Late in the evening on May 12th, Plaintiffs filed this Emergency Motion for TRO. The emergency apparently necessitating Plaintiffs' request for expedited relief is the Secretary of State's mid-May deadline for making changes to the absentee ballot envelopes if ordered to provide prepaid postage in time for the August runoff, which includes a period of two weeks to consult with the United States Postal Service. (Doc. 76).
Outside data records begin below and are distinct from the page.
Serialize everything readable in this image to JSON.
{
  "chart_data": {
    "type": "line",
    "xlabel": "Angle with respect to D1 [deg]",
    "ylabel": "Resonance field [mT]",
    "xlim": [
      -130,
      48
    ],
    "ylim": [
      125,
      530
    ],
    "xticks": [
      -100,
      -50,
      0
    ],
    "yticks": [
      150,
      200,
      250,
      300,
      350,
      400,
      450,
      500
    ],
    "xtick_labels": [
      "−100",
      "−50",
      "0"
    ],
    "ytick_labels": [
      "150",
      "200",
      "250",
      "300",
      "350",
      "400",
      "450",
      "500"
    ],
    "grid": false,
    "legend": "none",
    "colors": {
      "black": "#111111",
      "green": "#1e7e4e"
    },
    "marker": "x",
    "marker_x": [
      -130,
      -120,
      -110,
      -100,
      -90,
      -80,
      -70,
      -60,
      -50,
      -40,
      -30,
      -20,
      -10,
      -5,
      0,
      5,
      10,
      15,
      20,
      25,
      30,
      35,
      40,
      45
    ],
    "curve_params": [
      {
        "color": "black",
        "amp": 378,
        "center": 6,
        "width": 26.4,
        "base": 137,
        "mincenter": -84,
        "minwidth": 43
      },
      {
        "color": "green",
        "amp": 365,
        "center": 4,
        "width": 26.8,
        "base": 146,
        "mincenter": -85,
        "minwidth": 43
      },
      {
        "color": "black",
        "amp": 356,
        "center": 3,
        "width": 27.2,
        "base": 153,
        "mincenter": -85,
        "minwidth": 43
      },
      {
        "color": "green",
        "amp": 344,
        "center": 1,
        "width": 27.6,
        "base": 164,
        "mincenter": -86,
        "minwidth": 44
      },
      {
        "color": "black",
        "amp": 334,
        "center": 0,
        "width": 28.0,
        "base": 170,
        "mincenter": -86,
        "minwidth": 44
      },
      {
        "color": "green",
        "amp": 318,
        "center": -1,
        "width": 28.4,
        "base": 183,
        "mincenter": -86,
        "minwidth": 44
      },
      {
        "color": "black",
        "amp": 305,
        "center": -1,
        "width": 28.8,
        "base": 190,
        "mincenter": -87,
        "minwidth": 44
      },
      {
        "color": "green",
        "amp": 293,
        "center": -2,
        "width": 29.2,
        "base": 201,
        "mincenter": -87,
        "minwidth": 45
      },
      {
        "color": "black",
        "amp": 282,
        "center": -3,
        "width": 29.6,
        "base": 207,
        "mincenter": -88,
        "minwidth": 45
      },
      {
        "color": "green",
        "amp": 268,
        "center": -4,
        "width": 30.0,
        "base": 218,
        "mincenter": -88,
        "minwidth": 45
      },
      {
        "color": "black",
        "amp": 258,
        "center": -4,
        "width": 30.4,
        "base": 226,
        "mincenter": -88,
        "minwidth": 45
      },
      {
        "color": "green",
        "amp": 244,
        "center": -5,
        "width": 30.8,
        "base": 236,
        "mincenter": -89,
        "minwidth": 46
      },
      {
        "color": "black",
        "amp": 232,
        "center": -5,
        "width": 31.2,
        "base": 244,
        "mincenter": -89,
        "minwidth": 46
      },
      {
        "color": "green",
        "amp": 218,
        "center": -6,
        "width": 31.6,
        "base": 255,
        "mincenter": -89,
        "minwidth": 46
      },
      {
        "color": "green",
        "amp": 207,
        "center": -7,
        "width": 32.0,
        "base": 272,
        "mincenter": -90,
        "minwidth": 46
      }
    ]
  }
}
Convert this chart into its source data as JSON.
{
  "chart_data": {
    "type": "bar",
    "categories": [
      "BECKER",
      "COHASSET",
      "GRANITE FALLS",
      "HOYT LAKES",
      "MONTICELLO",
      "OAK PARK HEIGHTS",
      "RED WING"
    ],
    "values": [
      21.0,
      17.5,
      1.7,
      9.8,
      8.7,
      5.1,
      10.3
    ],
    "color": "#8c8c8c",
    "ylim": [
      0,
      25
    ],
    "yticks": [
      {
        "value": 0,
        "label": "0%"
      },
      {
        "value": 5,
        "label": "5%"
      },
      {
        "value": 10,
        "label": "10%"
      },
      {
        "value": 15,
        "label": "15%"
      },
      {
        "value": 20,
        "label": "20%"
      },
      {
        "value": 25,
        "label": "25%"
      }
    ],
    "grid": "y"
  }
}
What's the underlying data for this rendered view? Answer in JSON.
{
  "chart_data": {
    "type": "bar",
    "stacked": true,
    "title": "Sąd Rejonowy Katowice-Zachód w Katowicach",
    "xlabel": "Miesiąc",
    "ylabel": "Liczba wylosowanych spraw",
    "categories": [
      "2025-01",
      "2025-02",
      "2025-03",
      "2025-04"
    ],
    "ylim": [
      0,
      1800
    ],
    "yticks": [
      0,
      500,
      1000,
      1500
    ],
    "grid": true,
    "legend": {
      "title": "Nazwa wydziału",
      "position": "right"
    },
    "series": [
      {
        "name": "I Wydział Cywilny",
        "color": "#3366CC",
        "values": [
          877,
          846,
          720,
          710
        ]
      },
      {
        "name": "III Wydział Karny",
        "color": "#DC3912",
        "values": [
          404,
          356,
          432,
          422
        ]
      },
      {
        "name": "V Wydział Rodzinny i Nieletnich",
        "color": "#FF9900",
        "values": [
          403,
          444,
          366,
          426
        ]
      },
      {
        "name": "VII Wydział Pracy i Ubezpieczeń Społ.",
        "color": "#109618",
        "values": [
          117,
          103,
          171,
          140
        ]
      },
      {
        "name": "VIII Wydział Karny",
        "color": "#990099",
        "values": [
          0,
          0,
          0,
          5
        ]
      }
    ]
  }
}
But Plaintiffs have known about this deadline since April 28, 2020. (Id.) As such, the Emergency Motion was ostensibly precipitated by this Court's May 11, 2020 Order indicating that in light of Plaintiffs' filing an Amended Complaint which added new Plaintiffs and Defendants to this case and effectively mooted the pending Motions to Dismiss, the Court would not likely be able to rule on Plaintiffs' request for injunctive relief before the aforementioned mid-May deadline. At Plaintiffs' request, the Court held a teleconference the next day to address Plaintiffs' concerns about a potential delay in light of their filing of the Amended Complaint. (Doc. 92.) At the conference, the Court expressed concern about ruling on the important questions presented by Plaintiffs' Motion for Preliminary Injunction before the June 2020 Primary plays out. Plaintiffs nonetheless pressed forward, filing the instant Emergency Motion seeking an expedited ruling on their request.
The Secretary's Reply in Support of his first Motion to Dismiss (Doc. 87) first raised important questions about the justiciability of Plaintiffs' claims under the Eleventh Circuit's recent decision in Jacobson v. Fla. Sec'y of State, No. 19-14552 at 21-22 (11th Cir. April 29, 2020). Plaintiffs did not seek permission to file a sur-reply, and instead the first time that the Court received substantive briefing from Plaintiffs on the Jacobson issue was yesterday. (Doc. 98.) The Court will not barrel into ruling on such serious legal issues confronting it under these circumstances.
Furthermore, it makes no sense for the Court to address these difficult standing issues as to only the parties named in the Original Complaint rather than those included in the Amended Complaint. To do otherwise would be to rule with one hand tied behind its back. For the forgoing reasons, the Emergency Motion [Doc. 93] is DENIED.
IT IS SO ORDERED this 15th day of May, 2020.